Пытка началась. Комнату огласили душераздирающие крики, но ни в одном из присутствовавших они не могли вызвать сочувствия. Рыцарю не приходилось рассчитывать на жалость: он должен был либо признаться, либо терпеть долгие и мучительные истязания. Но брат Бартоломе даже не знал, какого признания от него требовали: он не чувствовал за собой никакой вины. Его предки обратились в христианство задолго до издания королевского указа об изгнании из Испании всех иудеев. Они крестились по убеждению, а не по принуждению — не ради того, чтобы сохранить кров и имущество, как впоследствии делали многие…
Каждый раз, когда палач ослаблял веревки, прокурор повторял Бартоломе свое требование, но ответом на него неизменно было молчание. Рыцарь не проронил ни слова: жестокие истязания вырывали из его груди лишь нечеловеческие крики и стоны.
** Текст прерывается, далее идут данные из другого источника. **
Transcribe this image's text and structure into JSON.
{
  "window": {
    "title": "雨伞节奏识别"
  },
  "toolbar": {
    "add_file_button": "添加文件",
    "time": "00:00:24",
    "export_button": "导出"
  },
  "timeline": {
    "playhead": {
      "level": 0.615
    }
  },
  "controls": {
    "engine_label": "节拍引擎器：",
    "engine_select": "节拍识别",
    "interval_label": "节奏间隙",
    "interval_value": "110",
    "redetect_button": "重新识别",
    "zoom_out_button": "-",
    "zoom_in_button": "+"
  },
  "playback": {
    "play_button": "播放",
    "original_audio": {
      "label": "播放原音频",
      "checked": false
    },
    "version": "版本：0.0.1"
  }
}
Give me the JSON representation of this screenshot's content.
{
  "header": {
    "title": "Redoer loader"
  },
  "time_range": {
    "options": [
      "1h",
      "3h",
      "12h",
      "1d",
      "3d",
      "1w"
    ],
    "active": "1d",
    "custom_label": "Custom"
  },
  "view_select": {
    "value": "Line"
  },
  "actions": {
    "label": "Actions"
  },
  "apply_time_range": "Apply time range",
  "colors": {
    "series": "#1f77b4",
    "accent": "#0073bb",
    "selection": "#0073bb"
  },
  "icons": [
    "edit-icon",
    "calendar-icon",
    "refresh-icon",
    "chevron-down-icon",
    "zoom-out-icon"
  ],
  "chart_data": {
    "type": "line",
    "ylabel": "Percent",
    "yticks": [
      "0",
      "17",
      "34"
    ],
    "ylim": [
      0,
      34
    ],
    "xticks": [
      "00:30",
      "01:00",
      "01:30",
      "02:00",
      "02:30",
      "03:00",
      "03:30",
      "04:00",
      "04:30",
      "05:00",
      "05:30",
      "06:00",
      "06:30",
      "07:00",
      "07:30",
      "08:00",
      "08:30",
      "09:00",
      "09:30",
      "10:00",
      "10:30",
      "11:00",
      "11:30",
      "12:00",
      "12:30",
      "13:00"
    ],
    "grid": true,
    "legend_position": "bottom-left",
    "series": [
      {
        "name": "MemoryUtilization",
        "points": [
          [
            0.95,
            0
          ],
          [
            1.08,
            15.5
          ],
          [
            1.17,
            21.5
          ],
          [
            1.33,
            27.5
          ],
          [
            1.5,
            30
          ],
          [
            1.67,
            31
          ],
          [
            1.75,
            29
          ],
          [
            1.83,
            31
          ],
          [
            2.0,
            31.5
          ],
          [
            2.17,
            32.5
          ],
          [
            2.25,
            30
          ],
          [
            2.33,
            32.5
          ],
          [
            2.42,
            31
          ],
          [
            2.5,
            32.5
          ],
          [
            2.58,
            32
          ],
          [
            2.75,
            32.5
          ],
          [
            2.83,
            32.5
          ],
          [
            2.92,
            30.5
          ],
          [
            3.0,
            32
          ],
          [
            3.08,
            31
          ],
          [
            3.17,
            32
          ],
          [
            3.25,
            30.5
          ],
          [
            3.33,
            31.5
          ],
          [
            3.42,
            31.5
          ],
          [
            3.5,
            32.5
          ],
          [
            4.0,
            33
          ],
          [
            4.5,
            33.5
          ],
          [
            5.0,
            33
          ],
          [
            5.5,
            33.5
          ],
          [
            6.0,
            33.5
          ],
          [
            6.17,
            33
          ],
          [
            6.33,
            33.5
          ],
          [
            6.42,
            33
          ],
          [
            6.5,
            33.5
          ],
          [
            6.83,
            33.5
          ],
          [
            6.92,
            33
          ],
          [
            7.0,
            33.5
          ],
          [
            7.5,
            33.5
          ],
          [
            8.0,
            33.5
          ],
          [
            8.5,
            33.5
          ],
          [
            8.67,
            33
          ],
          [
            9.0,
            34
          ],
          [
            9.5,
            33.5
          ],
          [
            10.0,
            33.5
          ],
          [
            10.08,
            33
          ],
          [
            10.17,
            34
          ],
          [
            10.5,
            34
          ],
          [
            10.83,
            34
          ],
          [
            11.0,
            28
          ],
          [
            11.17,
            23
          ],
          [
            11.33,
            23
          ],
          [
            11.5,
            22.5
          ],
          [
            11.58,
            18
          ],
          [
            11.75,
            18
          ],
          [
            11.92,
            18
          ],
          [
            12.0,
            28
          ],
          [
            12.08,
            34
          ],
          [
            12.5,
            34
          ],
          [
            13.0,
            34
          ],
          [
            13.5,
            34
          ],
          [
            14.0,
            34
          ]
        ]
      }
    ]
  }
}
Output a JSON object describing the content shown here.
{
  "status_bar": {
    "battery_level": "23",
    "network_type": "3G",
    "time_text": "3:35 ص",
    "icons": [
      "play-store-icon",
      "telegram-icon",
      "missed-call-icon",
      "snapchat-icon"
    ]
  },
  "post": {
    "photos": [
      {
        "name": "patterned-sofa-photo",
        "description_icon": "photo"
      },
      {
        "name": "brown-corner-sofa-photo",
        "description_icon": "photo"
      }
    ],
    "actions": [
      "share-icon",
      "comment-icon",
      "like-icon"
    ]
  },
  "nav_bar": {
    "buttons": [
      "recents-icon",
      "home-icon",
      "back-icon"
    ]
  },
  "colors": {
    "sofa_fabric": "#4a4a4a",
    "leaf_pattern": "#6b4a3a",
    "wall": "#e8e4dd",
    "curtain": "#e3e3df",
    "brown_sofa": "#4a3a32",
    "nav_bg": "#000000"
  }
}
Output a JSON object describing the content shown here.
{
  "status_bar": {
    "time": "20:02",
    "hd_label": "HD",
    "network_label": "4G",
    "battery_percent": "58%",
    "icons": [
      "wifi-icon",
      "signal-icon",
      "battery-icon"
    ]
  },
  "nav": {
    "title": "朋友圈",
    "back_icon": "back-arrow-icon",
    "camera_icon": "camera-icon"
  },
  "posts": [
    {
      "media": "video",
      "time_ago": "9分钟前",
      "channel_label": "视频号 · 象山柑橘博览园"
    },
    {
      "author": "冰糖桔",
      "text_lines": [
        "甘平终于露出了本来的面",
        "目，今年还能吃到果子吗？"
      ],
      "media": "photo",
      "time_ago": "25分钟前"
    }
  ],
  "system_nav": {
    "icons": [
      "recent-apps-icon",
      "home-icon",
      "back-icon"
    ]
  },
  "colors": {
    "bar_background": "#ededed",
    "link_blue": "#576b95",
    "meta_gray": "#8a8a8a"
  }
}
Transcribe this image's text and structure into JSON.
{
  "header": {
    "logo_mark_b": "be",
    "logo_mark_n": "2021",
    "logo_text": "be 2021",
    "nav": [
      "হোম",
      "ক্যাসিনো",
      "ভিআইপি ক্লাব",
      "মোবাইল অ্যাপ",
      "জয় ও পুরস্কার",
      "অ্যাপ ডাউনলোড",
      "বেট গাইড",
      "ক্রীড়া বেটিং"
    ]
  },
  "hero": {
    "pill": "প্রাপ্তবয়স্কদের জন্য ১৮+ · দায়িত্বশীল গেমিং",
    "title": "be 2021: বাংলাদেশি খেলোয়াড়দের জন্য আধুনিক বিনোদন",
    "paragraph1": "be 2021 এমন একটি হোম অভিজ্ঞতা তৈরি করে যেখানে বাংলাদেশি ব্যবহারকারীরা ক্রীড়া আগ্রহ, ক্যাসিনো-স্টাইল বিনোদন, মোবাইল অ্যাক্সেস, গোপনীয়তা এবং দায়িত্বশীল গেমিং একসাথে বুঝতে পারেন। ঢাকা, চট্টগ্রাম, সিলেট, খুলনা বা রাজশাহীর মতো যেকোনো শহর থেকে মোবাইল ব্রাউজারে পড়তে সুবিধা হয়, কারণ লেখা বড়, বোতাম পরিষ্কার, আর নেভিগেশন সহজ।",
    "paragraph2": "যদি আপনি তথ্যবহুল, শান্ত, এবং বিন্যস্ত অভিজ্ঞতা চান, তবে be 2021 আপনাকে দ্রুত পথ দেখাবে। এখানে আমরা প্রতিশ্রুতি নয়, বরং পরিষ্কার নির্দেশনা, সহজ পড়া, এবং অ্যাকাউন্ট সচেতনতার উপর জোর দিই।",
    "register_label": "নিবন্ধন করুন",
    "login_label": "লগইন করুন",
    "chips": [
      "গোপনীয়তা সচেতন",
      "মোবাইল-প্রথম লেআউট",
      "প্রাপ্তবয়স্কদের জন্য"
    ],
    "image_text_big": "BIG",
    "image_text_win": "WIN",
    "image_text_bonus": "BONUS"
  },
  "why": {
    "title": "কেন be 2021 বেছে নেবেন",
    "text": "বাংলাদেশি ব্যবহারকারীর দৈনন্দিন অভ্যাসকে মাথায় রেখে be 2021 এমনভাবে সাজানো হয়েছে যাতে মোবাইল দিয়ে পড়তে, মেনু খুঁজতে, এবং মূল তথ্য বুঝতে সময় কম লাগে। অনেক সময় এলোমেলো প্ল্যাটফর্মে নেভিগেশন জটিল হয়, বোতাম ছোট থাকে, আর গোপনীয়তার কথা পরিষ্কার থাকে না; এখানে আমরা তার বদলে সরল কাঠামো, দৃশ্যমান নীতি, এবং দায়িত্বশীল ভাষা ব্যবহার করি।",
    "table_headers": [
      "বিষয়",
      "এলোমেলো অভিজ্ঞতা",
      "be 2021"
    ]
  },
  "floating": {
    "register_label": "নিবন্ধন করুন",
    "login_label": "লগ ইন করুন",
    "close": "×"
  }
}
Решив сменить орудие пытки, палач оставил свою жертву и подошел к огню. Сняв со стены железный прут, он сунул один его конец в горящую топку и раскалил докрасна. Затем палач вернулся к привязанному к «кобыле» рыцарю и дважды приложил к его груди раскаленное железо. Брат Бартоломе мужественно перенес боль.
Палач был разочарован. Стойкость рыцаря выводила его из себя, и он боялся, что инквизитор останется недоволен его работой. Повесив железный прут обратно на стену, палач взял большие щипцы с заостренными концами и истерзал ими всю руку брата Бартоломе. Однако все было бесполезно: рыцарь по-прежнему не произнес ни слова.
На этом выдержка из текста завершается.